How could they possibly get that wrong?
A Clairvoyant FBI?
In a strange twist, Sen. Chuck Grassley revealed that there were “multiple teams of FBI employees” conducting surveillance in and around Central Square around the time this all went down. The 7-Eleven in question happens to be right in the middle of Central Square. The Tsarnaev brothers just happened to pass through that same area, as we learned from Superintendent Alben.
Also, thanks to that Harvard white paper, Cambridge Police discovered “a group of law enforcement officials in a car with out-of-state plates were staking out a location thought to be connected to the assailants [emphasis added].”
Wait, what? Connected to the assailants? How did the FBI know what was connected to the assailants?
Even stranger, the local Boston Fox affiliate discovered that FBI was also conducting surveillance on MIT students then thought to be connected with the bombing.
Doesn’t it seem odd that both the robbery and the shooting took place in areas where FBI surveillance teams were operating—without the knowledge of local law enforcement?

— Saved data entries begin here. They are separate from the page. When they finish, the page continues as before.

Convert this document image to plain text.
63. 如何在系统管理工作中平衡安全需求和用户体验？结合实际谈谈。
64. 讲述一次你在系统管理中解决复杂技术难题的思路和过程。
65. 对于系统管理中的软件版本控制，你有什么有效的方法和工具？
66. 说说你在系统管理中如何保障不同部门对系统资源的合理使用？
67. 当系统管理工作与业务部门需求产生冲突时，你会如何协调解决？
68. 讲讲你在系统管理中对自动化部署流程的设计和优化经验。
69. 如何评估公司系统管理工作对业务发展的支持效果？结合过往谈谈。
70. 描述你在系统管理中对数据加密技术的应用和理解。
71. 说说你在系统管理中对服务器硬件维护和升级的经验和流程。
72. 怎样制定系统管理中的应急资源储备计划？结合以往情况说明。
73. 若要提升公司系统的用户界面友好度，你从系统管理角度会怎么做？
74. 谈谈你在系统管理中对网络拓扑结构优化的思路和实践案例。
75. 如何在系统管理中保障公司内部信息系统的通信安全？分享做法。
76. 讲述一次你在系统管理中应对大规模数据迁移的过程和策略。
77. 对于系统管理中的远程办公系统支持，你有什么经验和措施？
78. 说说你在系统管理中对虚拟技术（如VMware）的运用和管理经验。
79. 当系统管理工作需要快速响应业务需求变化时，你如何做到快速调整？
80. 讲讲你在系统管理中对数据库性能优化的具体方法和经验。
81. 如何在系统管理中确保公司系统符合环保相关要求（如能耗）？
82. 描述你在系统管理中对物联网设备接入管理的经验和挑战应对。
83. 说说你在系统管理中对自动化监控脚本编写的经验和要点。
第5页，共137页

Talk about a coincidence.
The Gun
The gun Tamerlan Tsarnaev left in the street after the shootout in Watertown was a P95 Ruger 9mm with an obliterated serial number. It was allegedly given to them by their friend Stephen Silva who was recently arrested for heroin dealing and possession of a firearm with a defaced serial number.
Officially, there is no evidence that that was the gun used to shoot Collier. However, off the record, law enforcement is telling the media—and therefore the public—that the weapon is one and the same. Either it is the gun, or it isn’t. Why be coy about it?
So, law-enforcement blamed the 7-Eleven robbery on the Tsarnaevs for as long as they could, despite eyewitness description and surveillance photos of a very different suspect. They also blame the shooting of Sean Collier on the Tsarnaev brothers, despite the fact that the security camera does not identify the suspects, and there were no eyewitnesses to the shooting that we know of.
The suspect in the armed robbery of the 7-Eleven is still at large, which begs the question: Is Officer Sean Collier’s murderer also still at large? (For more on these mysteries, go here, here, here, and here.)
And with all this uncertainty, why is law enforcement working so hard to pin everything on these two brothers? Could it have something to do with the FBI’s very reluctant admission, forced by the Russians, that it knew who the Tsarnaevs were long ago because the Russians warned them about Tamerlan Tsarnaev—and that the Bureau even interacted with the now dead elder brother?
There is, it seems, much more to this important story that has essentially slipped from the headlines
Correction: The original story misidentified Allston as a suburb of Boston when it is fact a neighborhood of Boston. We have fixed the error.